You know that sooner or later, they would have to let go. It’s just on the matter of how.
This is why Portrait worked so well. It is elevated beyond the cliché in its examination of the artistic and romantic gaze — where they converge in fleeting moments and how they linger in the memory. That this gaze is shared between two women makes it all the more revolutionary. The tradition of the masculine observer, of an unequal power dynamic in art and love, is flipped on its head.
The climax
If you were paying close attention, you would notice that Héloïse and Marianne were caught in the midst of a push and pull. Marianne taking pride in her artwork but is breaking as she completes it, and Héloïse going back and forth in her head if she should act on her feelings or not. I remember cursing and saying, I would be disappointed if the climax isn’t as satisfying as we’ve got.
I was itching for an end to this stalemate of looks and secret glances to each other, which reaches its climax across a raging bonfire. In one of the film’s most striking scenes, a group of bonnet-clad women sing a polyrhythmic Latin chant. Their voices crescendo as, from opposite sides of the fire, Marianne and Héloïse study each other. When the bottom of Héloïse’s dress catches fire, she looks down, then back at Marianne — unfazed. After a few moments, two women rush into the frame to tackle Héloïse and stomp out the flame, and the scene ends and cuts to their alone time by the beach.
Personally, I was waiting for their first kiss. Of course, we’d all know that they would. I was just wanting to see how. Now here’s the part where I found so perfect: that moment when they both removed the cloth covering their mouth, they did it in perfect sync. They both wanted to kiss each other, that’s what it means. Consent in a perfect and artful form.
The powerful screenplay
As an aspiring screenwriter, this is the most important aspect of a film for me next to soundtracks and scoring. Words have the power to hurt you and movie dialogues are the best examples of that.
The dialogue that blew my mind: In solitude, I felt the liberty you spoke of. But I also felt your absence.
The scene that made me scream:
Marianne: I thought you had been scared off.
Héloïse: You were right. I am scared. Do all lovers feel they’re inventing something? I know the gestures. I imagined it all, waiting for you.
Marianne: You dreamt of me?
Héloïse: No. I thought of you.
The scene that broke my heart:
Héloïse: How do we know when it’s (the portrait) finished?
Marianne: One way or another, we have to stop.

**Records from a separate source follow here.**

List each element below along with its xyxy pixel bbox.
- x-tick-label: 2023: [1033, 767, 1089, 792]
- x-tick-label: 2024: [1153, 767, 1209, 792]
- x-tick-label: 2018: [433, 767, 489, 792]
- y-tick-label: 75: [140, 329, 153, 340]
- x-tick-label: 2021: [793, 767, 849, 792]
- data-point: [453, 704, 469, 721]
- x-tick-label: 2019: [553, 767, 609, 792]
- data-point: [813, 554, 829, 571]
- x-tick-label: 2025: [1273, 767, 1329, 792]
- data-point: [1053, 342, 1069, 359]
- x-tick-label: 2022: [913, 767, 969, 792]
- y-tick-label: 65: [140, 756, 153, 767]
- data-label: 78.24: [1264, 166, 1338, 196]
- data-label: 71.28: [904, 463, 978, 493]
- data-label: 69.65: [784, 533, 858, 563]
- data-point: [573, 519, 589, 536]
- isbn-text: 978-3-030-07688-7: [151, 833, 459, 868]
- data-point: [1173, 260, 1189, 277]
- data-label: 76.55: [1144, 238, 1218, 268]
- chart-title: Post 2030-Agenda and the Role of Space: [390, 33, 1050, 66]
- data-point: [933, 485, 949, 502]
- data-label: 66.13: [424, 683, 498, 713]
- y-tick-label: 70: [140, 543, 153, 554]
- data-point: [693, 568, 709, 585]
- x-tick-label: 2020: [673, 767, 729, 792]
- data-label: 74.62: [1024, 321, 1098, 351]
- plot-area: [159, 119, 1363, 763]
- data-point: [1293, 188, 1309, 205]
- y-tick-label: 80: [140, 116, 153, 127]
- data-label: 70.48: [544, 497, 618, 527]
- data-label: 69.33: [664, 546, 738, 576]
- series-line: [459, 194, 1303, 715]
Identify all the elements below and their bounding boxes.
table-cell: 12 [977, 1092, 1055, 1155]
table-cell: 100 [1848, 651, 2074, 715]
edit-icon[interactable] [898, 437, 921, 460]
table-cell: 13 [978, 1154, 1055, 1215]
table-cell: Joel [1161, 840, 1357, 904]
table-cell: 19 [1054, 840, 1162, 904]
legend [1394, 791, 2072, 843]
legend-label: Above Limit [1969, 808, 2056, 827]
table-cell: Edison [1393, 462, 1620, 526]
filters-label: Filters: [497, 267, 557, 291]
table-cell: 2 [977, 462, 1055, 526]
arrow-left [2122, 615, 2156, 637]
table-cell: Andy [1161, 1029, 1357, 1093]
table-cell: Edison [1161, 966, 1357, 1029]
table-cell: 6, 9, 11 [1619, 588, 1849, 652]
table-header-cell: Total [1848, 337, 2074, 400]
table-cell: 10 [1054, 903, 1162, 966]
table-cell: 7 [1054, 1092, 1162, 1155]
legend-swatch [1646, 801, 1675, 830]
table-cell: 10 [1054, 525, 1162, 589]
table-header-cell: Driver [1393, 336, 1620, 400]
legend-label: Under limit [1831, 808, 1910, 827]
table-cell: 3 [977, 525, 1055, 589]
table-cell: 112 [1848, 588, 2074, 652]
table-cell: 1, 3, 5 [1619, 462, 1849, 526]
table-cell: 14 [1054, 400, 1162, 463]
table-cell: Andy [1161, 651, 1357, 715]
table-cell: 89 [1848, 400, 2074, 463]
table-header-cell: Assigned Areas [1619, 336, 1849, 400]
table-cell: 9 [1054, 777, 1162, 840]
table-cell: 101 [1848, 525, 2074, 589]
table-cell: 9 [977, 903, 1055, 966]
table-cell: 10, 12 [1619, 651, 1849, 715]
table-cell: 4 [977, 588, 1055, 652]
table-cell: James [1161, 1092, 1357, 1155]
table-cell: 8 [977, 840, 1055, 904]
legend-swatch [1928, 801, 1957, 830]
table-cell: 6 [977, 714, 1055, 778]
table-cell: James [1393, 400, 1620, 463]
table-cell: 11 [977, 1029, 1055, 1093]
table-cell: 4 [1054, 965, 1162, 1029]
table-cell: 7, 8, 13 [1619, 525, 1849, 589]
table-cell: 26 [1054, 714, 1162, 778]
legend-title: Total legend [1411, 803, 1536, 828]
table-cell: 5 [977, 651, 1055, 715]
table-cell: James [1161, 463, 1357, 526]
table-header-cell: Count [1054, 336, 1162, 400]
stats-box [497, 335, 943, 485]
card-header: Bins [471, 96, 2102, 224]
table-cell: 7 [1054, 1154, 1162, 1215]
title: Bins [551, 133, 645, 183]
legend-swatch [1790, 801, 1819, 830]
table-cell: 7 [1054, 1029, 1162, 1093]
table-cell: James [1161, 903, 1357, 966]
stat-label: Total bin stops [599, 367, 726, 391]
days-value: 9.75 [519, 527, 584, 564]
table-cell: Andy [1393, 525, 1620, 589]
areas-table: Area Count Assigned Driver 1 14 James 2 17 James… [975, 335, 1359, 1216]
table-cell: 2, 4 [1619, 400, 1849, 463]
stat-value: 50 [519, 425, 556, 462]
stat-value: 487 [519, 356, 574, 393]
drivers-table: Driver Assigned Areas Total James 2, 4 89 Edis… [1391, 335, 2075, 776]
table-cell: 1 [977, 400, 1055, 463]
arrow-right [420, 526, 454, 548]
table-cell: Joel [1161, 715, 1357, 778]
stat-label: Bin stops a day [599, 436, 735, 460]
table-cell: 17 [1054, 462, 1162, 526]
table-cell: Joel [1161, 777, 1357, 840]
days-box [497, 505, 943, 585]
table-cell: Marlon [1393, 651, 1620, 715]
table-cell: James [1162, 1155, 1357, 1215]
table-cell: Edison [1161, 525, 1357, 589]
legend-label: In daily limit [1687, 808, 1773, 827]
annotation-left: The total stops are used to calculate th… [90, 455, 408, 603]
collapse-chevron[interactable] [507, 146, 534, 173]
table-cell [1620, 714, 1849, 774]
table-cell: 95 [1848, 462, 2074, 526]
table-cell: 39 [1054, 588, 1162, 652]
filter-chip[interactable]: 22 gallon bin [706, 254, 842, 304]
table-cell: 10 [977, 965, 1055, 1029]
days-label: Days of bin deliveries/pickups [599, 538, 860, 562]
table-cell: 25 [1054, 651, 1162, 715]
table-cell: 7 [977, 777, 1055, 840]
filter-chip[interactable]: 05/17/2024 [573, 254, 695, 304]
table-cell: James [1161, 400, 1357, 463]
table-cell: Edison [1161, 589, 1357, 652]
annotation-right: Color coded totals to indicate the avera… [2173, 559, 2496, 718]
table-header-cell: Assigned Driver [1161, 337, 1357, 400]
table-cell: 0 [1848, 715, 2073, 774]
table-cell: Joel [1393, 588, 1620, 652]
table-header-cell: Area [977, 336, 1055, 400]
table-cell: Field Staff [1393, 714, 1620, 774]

The scene that broke my heart more:
Héloïse: I feel something new.
Marianne: What?
Héloïse: Regret.
Marianne: Don’t regret. Remember.
Conclusion
The world of “Portrait of a Lady on Fire” is not quite our own. Schiamma explores an unseen layer, ghostly and surreal; this imagery of witches and witchcraft is not exactly frightening, though. On this island, the women appear to share love through mutual support and companionship that undergirds and strengthens the film’s primary romance.
Vox recently published an article hailing the film as “the perfect Valentine’s Day movie.” A Google search for “Valentine’s Day movies” brings up results like “The Notebook” or “Pride and Prejudice.” If you’re looking for something similar — a gushy romance that dries your eyes and leaves you warm inside — “Portrait of a Lady on Fire” is not quite it.
Instead, “Portrait of a Lady on Fire” deals a deep emotional blow. But it’s a blow that celebrates love in all its forms — love unspoken, love lost and love remembered. In brief glances and lovelorn sobs, “Portrait of a Lady on Fire” finds a passion that transcends time and burns brighter with each day.